Чинариков, обращаясь к Генриху Валенчику, говорил:
— Слушай, писатель, а это, случайно, не ты сочинил подметное письмецо? Как стало известно, ты у нас большой специалист по доносительству с уклоном в литературу.
— Вера, уйди отсюда, — распорядился Генрих и, повернувшись к Чинарикову, сказал:. — Ты, Василий, говори, да не заговаривайся! Я не подметные сочинения пишу, а разоблачаю жизнь средствами художественного слова. Если ты не понимаешь ни хрена в этом деле, то и не лезь своим рылом в калашный ряд!
— Вот именно! — сказала Вера из коридора.
— Я, конечно, могу что–то недопонимать, — признался Чинариков, — но ты все–таки аккуратнее подыскивай выражения.
— Вы еще подеритесь! — посоветовала Юлия Голова. — Как раз есть кому без проволочек посадить вас на хлеб и воду.
Душкин сказал:
— Да хоть вы, ребята, обпишитесь, все равно в старушкину комнату въеду я.

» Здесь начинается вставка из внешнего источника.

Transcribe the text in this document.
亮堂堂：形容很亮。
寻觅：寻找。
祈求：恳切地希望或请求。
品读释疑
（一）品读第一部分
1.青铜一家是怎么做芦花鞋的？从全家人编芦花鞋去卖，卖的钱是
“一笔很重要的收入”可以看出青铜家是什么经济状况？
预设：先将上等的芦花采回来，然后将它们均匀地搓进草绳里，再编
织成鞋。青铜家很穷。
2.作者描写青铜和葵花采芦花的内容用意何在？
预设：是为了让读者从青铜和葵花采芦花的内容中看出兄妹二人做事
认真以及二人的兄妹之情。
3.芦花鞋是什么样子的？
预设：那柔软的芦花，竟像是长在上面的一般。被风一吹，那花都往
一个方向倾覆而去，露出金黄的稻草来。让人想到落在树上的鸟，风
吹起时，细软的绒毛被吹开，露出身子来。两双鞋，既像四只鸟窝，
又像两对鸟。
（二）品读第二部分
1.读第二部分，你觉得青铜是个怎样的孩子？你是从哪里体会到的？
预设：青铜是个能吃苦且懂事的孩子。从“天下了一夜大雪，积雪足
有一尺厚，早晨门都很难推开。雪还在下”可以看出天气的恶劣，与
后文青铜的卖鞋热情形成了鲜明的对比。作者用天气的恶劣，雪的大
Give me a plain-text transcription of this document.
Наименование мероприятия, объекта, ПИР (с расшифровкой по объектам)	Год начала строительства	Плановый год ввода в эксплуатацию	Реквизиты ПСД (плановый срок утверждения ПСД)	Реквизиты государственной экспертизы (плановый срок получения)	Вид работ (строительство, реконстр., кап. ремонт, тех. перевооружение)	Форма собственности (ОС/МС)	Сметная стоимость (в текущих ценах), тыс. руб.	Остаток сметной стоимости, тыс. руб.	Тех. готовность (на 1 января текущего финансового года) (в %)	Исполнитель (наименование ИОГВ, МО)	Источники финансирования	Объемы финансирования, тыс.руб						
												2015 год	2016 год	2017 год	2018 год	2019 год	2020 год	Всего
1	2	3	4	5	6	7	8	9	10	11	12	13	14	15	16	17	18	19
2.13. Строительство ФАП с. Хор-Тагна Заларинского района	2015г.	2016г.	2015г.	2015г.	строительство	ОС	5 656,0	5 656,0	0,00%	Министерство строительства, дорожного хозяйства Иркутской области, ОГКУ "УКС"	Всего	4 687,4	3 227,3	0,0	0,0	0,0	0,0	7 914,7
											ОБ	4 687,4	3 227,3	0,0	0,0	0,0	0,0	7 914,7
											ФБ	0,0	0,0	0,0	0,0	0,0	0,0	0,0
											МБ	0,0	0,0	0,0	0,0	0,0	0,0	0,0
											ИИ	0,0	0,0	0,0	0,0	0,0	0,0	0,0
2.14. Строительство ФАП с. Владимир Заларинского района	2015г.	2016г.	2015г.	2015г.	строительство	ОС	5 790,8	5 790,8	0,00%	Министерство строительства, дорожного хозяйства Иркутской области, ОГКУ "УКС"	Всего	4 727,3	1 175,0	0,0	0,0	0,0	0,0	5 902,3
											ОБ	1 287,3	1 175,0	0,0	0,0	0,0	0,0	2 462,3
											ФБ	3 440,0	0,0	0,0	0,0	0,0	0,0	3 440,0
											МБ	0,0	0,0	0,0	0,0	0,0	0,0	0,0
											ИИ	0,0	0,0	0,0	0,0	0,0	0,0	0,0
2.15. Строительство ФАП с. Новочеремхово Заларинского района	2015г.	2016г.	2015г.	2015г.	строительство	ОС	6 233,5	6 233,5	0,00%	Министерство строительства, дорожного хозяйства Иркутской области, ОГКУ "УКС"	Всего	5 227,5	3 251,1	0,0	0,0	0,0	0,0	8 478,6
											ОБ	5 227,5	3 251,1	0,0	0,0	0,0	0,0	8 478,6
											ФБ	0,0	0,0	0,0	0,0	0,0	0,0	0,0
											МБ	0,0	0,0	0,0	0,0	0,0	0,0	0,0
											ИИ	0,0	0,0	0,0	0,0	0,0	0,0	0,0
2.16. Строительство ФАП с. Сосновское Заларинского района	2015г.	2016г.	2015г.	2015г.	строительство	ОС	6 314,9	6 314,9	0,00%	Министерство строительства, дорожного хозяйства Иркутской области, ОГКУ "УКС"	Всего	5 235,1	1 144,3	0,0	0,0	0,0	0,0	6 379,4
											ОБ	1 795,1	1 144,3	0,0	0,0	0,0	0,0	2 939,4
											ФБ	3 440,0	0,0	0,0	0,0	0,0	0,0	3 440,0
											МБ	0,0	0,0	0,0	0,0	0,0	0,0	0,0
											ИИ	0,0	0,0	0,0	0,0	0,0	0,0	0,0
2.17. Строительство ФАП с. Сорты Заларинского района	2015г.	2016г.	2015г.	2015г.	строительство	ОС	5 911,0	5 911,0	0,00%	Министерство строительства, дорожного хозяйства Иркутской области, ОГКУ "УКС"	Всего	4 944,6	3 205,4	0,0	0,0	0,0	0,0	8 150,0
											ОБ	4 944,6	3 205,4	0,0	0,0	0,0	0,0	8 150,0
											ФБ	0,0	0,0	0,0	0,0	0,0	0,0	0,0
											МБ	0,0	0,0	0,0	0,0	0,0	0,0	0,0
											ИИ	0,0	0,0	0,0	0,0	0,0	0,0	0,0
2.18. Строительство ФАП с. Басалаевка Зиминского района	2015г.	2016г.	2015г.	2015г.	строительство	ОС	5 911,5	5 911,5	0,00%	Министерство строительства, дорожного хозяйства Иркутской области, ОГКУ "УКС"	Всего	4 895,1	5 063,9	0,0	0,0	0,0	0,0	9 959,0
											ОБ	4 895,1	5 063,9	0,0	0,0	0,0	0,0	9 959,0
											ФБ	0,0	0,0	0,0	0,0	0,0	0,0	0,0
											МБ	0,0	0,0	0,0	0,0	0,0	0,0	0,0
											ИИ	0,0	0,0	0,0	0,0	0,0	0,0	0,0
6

— А вот это ты видел? — воскликнул Фондервякин и сделал кукиш.
— Ты мне фигуры не показывай, — молвил Душкин, — ты лучше спроси у Востряковой, кого она предполагает сюда вселить.
— Я только одно могу сказать, — откликнулась Вострякова, — кадрами в наше время разбрасываться не приходится…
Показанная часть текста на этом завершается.